Remarque : l'identité internationale d'équipement mobile (IMEI) est une valeur numérique qui identifie les téléphones mobiles de manière unique. L'IMEI a de nombreuses utilisations valides et légitimes pour identifier les périphériques, y compris la détection, le blocage des téléphones volés. L’IMEI est également utile pour les services en ligne en tant que solution persistante, identifiant de périphérique pour le suivi des téléphones individuels. L'IMEI est un identificateur puissant, car il faut des efforts extraordinaires pour changer sa valeur ou même la falsifier.

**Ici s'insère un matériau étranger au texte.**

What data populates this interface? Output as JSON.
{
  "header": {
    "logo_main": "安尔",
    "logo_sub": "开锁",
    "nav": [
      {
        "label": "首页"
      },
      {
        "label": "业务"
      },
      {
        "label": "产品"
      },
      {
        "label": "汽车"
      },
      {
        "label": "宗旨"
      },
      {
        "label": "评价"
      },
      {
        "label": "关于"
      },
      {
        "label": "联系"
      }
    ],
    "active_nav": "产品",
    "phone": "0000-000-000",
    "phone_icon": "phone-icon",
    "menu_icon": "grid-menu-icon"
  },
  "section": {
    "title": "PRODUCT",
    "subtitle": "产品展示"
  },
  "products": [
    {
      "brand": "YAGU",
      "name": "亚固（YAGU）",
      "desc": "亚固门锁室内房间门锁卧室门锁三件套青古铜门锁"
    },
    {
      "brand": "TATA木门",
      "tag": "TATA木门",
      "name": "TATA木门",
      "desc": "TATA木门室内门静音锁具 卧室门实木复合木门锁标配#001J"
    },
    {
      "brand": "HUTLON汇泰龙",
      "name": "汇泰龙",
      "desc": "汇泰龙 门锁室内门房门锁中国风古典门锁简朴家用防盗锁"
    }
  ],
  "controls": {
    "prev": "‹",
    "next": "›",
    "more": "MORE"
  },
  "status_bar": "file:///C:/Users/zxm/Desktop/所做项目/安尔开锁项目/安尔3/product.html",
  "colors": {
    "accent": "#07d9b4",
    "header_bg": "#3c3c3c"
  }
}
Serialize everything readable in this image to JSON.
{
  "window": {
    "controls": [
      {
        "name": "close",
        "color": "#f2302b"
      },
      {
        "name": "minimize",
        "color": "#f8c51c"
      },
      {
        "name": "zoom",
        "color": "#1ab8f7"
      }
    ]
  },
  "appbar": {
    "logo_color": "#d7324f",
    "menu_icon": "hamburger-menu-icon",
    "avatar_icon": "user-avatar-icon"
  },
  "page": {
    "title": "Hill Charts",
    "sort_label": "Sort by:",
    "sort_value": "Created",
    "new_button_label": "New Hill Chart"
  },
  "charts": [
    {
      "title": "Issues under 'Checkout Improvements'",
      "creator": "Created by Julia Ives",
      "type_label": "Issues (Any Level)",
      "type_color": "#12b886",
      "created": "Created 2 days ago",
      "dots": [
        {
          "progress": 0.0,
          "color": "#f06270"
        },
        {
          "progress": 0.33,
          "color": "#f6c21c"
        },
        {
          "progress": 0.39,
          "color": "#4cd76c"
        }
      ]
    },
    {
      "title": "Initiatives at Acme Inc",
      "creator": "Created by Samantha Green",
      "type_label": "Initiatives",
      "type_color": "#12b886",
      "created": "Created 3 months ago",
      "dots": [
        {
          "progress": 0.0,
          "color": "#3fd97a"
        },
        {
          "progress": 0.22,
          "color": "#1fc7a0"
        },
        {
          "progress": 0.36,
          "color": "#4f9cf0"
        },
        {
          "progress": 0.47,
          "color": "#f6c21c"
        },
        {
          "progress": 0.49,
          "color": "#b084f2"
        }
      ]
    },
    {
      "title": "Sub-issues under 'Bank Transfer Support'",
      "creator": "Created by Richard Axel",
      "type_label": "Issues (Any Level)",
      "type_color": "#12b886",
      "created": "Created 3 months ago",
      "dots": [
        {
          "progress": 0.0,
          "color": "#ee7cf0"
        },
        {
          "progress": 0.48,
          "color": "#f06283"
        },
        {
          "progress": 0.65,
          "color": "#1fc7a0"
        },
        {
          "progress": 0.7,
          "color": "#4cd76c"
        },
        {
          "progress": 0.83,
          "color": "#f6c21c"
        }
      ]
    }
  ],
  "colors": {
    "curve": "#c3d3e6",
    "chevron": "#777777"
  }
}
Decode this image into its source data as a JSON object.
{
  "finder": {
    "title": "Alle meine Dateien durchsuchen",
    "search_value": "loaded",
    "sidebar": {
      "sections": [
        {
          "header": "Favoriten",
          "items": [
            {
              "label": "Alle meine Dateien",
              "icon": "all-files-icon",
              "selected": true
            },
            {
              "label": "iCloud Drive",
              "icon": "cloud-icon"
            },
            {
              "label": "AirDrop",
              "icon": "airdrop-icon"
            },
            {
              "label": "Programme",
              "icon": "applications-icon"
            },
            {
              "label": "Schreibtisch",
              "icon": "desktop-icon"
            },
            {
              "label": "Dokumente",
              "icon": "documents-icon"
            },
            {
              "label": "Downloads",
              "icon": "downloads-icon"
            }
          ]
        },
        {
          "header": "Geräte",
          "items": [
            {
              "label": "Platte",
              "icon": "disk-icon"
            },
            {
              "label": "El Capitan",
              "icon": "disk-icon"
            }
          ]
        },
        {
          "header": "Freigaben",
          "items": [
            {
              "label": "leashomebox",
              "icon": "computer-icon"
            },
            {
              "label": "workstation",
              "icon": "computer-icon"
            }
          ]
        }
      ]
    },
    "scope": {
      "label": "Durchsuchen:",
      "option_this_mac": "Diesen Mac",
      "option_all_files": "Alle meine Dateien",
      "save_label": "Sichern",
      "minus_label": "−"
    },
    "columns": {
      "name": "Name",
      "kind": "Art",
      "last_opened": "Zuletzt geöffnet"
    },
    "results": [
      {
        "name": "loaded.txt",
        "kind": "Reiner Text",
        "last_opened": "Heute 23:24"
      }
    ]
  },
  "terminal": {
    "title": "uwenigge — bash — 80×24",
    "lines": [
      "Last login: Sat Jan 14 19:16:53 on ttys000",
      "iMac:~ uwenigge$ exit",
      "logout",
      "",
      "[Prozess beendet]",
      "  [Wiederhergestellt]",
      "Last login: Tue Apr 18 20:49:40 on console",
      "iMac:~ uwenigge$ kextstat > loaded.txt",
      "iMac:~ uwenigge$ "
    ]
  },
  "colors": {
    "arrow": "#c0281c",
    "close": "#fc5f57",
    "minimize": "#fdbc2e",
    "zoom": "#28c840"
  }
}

Fonctionnement des permissions sur Android
Le système de permissions d’Android est basé sur le principe du moindre privilège. Autrement dit, une ressource ne devrait avoir que les capacités minimales dont elle a besoin pour accomplir sa tâche. Ce principe de conception standard pour la sécurité implique que si une application agit malicieusement, les dégâts seront limités. Les développeurs doivent déclarer les autorisations dont leurs applications ont besoin au préalable, et l'utilisateur a la possibilité de les examiner et de décider s'il faut installer l'application. La plateforme Android, cependant, ne juge pas si l'ensemble des autorisations demandées est tout ce qui est strictement nécessaire pour que l'application fonctionne. Les développeurs sont libres de demander plus d'autorisations que nécessaire et les utilisateurs doivent juger s’ils sont raisonnables.
Le modèle de permission Android a deux aspects importants : obtenir le consentement de l'utilisateur avant qu'une application ne puisse accéder à des ressources protégées, puis en s'assurant que l'application ne peut pas accéder aux ressources pour lesquelles l'utilisateur n'a pas donné son consentement. Par contre, les utilisateurs ne sont pas suffisamment informés de la raison pour laquelle les applications ont besoin d’autorisations au moment de l'installation, les utilisateurs ne comprennent pas exactement quel est le but des différentes autorisations, et ils manquent suffisamment de transparence dans la façon dont les applications utiliseront finalement les permissions accordées. Le système de permissions Android a un objectif important : protéger la confidentialité des utilisateurs et les ressources système sensibles. Si un utilisateur refuse l’autorisation à une application, cette application ne doit pas être en mesure d'accéder aux données protégées par ce contrôle.
Malheureusement, ce n'est pas toujours le cas dans la pratique.